All of these tests are somewhere in the neighborhood of four hours long. If you're tired during the first hour, it's hard to imagine how well you'll do during the final three. If you're pumped up with nervous energy at the beginning, but feel yourself crashing by the halfway point, you're toast.
Takers of the computer-based GRE are allowed a ten-minute break after the first couple hours; it's the only official break (other breaks may be possible by special request, but I don't think they stop the clock for you). High schoolers taking the SAT I will normally get several short breaks (about five minutes) and one long break (about 30 minutes). For TOEFL takers, ETS gives one sanctioned break and allows testers to take additional breaks without stopping the clock.
Obviously, most testers will prefer to tough it out and stay at their desk except during the mandatory breaks. This means that, before the test, testers should get themselves mentally and physically ready for the ordeal ahead.
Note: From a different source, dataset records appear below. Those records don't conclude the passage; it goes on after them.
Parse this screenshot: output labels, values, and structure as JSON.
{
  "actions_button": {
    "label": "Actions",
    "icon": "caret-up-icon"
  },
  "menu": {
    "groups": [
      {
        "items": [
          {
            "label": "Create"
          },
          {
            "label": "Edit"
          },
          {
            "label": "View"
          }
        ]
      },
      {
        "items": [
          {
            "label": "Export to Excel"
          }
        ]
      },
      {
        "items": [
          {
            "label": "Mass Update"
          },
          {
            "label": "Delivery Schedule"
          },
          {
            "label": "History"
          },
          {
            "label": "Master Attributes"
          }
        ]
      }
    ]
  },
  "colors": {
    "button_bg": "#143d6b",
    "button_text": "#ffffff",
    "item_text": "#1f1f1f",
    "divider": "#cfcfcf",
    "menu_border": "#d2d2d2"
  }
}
The most common and long-standing piece of advice is to sleep well the night before the test. Another bit of practical wisdom is to work on practice problems just before going to sleep so as to be in the proper frame of mind on test day. Manhattan Prep's GRE blog also recommends watching one's nutrition: a tester should eat well and go for complex carbs and natural sugars on the morning of the test: oatmeal, wheat bread, fruit, etc. will break down slowly, releasing energy in a steady stream, thus reducing the chance of a high-and-crash, such as when one eats processed sweets (think: candy, Pop Tarts, etc.).
What you do before the day of the test will affect your performance on the test. If you cram the day before, sleep fitfully the night before, wake up tired and anxious the morning of the test, and feel yourself drowsing (or becoming generally unfocused) during the test, you aren't doing yourself any favors, and you shouldn't be surprised at your low score when test results are sent out.
Keep in mind that knowledge isn't enough for these standardized tests: endurance matters.